Twitter is planning further innovations with Periscope, including an ‘on air’ button that can be embedded within a company’s website or social media feed, which would flash red when the brand is broadcasting live. It hopes that this more immediate approach to video advertising will appeal to brands swamped with the huge array of video formats offered by the bigger platforms.

“No one is saying that live broadcasting is a new thing,” notes Georgina Parnell, head of entertainment partnerships at Twitter UK. “What’s new is the ability of people to engage with and comment on the broadcast.”

What are your key priorities for creating online video advertising?

For Pepsi Max in the UK, a digital-first approach has been at the heart of the marketing strategy since 2013 when it sought to find new and innovative ways to better connect with its audience.

When we create online video content, we don’t think of it as advertising. We like to think of them as real stories that Pepsi Max has created in the real world. Films such as Loop-the-Loop, Bus Shelter, Drone Football and our recent Back to the Future partnership with Uber were authentic activations, [filming real people on the street] and set in real time.

Pepsi Max is famous for working with global music and sports people, but since 2013 we’ve also collaborated with people from all walks of life: stuntmen such as Damien Walters, magician Dynamo, artist Hattie Stewart among many others. This mash-up of disciplines has created some of the most entertaining and influential branded content in the UK.

Are there synergies between online video and other advertising media such as TV, or do you treat online video as a separate channel?
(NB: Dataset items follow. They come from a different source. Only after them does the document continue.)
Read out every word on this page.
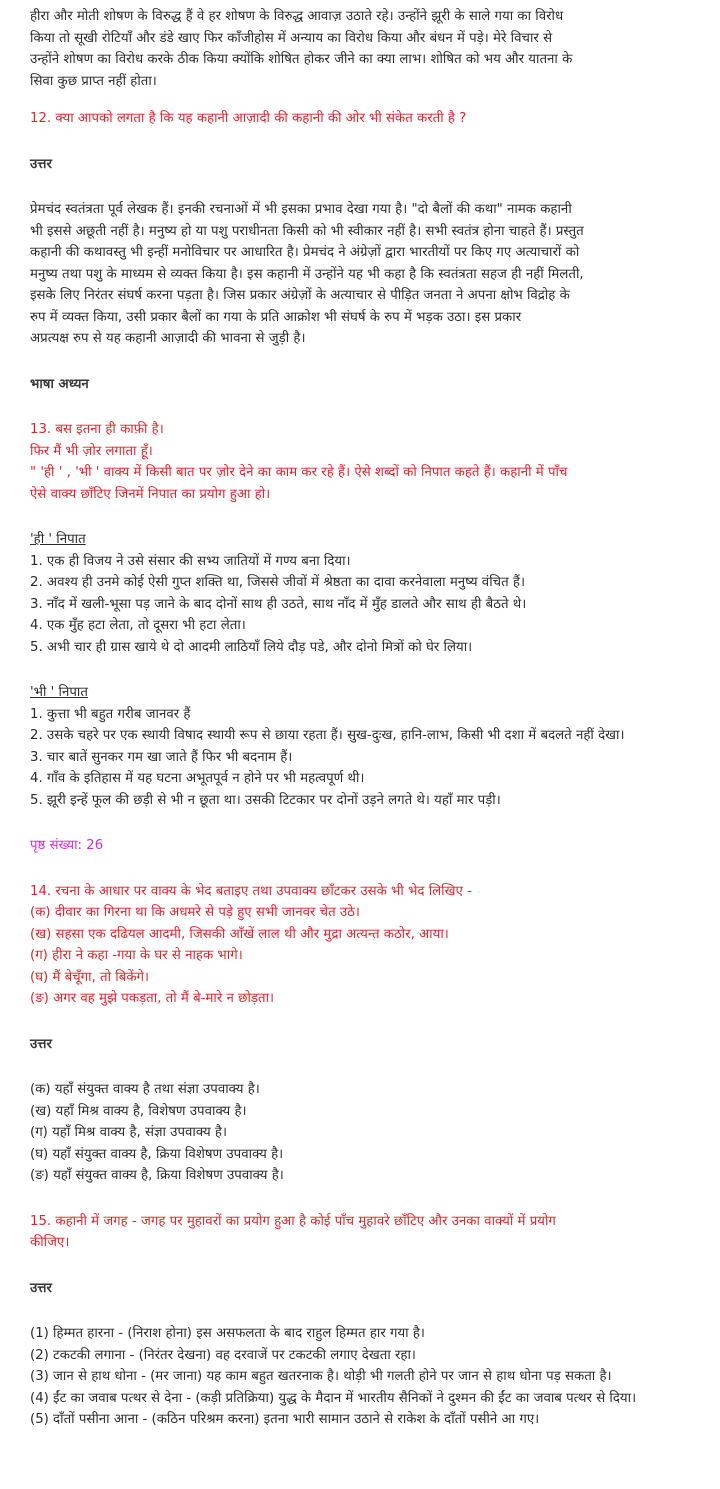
हीरा और मोती शोषण के विरुद्ध हैं वे हर शोषण के विरुद्ध आवाज़ उठाते रहे। उन्होंने झूरी के साले गया का विरोध
किया तो सूखी रोटियाँ और डंडे खाए फिर काँजीहोस में अन्याय का विरोध किया और बंधन में पड़े। मेरे विचार से
उन्होंने शोषण का विरोध करके ठीक किया क्योंकि शोषित होकर जीने का क्या लाभ। शोषित को भय और यातना के
सिवा कुछ प्राप्त नहीं होता।

12. क्या आपको लगता है कि यह कहानी आज़ादी की कहानी की ओर भी संकेत करती है ?

उत्तर

प्रेमचंद स्वतंत्रता पूर्व लेखक हैं। इनकी रचनाओं में भी इसका प्रभाव देखा गया है। "दो बैलों की कथा" नामक कहानी
भी इससे अछूती नहीं है। मनुष्य हो या पशु पराधीनता किसी को भी स्वीकार नहीं है। सभी स्वतंत्र होना चाहते हैं। प्रस्तुत
कहानी की कथावस्तु भी इन्हीं मनोविचार पर आधारित है। प्रेमचंद ने अंग्रेज़ों द्वारा भारतीयों पर किए गए अत्याचारों को
मनुष्य तथा पशु के माध्यम से व्यक्त किया है। इस कहानी में उन्होंने यह भी कहा है कि स्वतंत्रता सहज ही नहीं मिलती,
इसके लिए निरंतर संघर्ष करना पड़ता है। जिस प्रकार अंग्रेज़ों के अत्याचार से पीड़ित जनता ने अपना क्षोभ विद्रोह के
रुप में व्यक्त किया, उसी प्रकार बैलों का गया के प्रति आक्रोश भी संघर्ष के रुप में भड़क उठा। इस प्रकार
अप्रत्यक्ष रुप से यह कहानी आज़ादी की भावना से जुड़ी है।

भाषा अध्यन

13. बस इतना ही काफ़ी है।
फिर मैं भी ज़ोर लगाता हूँ।
" 'ही ' , 'भी ' वाक्य में किसी बात पर ज़ोर देने का काम कर रहे हैं। ऐसे शब्दों को निपात कहते हैं। कहानी में पाँच
ऐसे वाक्य छाँटिए जिनमें निपात का प्रयोग हुआ हो।

'ही ' निपात
1. एक ही विजय ने उसे संसार की सभ्य जातियों में गण्य बना दिया।
2. अवश्य ही उनमे कोई ऐसी गुप्त शक्ति था, जिससे जीवों में श्रेष्ठता का दावा करनेवाला मनुष्य वंचित हैं।
3. नाँद में खली-भूसा पड़ जाने के बाद दोनों साथ ही उठते, साथ नाँद में मुँह डालते और साथ ही बैठते थे।
4. एक मुँह हटा लेता, तो दूसरा भी हटा लेता।
5. अभी चार ही ग्रास खाये थे दो आदमी लाठियाँ लिये दौड़ पडे, और दोनो मित्रों को घेर लिया।

'भी ' निपात
1. कुत्ता भी बहुत गरीब जानवर हैं
2. उसके चहरे पर एक स्थायी विषाद स्थायी रूप से छाया रहता हैं। सुख-दुःख, हानि-लाभ, किसी भी दशा में बदलते नहीं देखा।
3. चार बातें सुनकर गम खा जाते हैं फिर भी बदनाम हैं।
4. गाँव के इतिहास में यह घटना अभूतपूर्व न होने पर भी महत्वपूर्ण थी।
5. झूरी इन्हें फूल की छड़ी से भी न छूता था। उसकी टिटकार पर दोनों उड़ने लगते थे। यहाँ मार पड़ी।

पृष्ठ संख्या: 26

14. रचना के आधार पर वाक्य के भेद बताइए तथा उपवाक्य छाँटकर उसके भी भेद लिखिए -
(क) दीवार का गिरना था कि अधमरे से पड़े हुए सभी जानवर चेत उठे।
(ख) सहसा एक दढियल आदमी, जिसकी आँखें लाल थी और मुद्रा अत्यन्त कठोर, आया।
(ग) हीरा ने कहा -गया के घर से नाहक भागे।
(घ) मैं बेचूँगा, तो बिकेंगे।
(ङ) अगर वह मुझे पकड़ता, तो मैं बे-मारे न छोड़ता।

उत्तर

(क) यहाँ संयुक्त वाक्य है तथा संज्ञा उपवाक्य है।
(ख) यहाँ मिश्र वाक्य है, विशेषण उपवाक्य है।
(ग) यहाँ मिश्र वाक्य है, संज्ञा उपवाक्य है।
(घ) यहाँ संयुक्त वाक्य है, क्रिया विशेषण उपवाक्य है।
(ङ) यहाँ संयुक्त वाक्य है, क्रिया विशेषण उपवाक्य है।

15. कहानी में जगह - जगह पर मुहावरों का प्रयोग हुआ है कोई पाँच मुहावरे छाँटिए और उनका वाक्यों में प्रयोग
कीजिए।

उत्तर

(1) हिम्मत हारना - (निराश होना) इस असफलता के बाद राहुल हिम्मत हार गया है।
(2) टकटकी लगाना - (निरंतर देखना) वह दरवाजें पर टकटकी लगाए देखता रहा।
(3) जान से हाथ धोना - (मर जाना) यह काम बहुत खतरनाक है। थोड़ी भी गलती होने पर जान से हाथ धोना पड़ सकता है।
(4) ईंट का जवाब पत्थर से देना - (कड़ी प्रतिक्रिया) युद्ध के मैदान में भारतीय सैनिकों ने दुश्मन की ईंट का जवाब पत्थर से दिया।
(5) दाँतों पसीना आना - (कठिन परिश्रम करना) इतना भारी सामान उठाने से राकेश के दाँतों पसीने आ गए।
We’ve always known that all channels and platforms need to work together, from traditional broadcast through to point of sale. Today, online video has tremendous possibilities. We have taken online content and experimented with it on broadcast TV, we have made bespoke content stories together with key customers, and we are now looking at how to leverage our UEFA Champions League partnership in the video content space too.

Given the likelihood that most people will skip online video ads if given the chance, how do you seek to hold their attention?

PepsiCo’s global president said at a recent conference that pre-roll video ads get in the way of the content that people want to watch. I think he is right. In a world where people have the power to skip, the only way to hold their attention is by producing content they want to watch. We are proud of the fact that, at the end of 2014, Pepsi Max’s YouTube channel was the most watched FMCG channel in the UK, achieving more than 50 million UK views of branded content.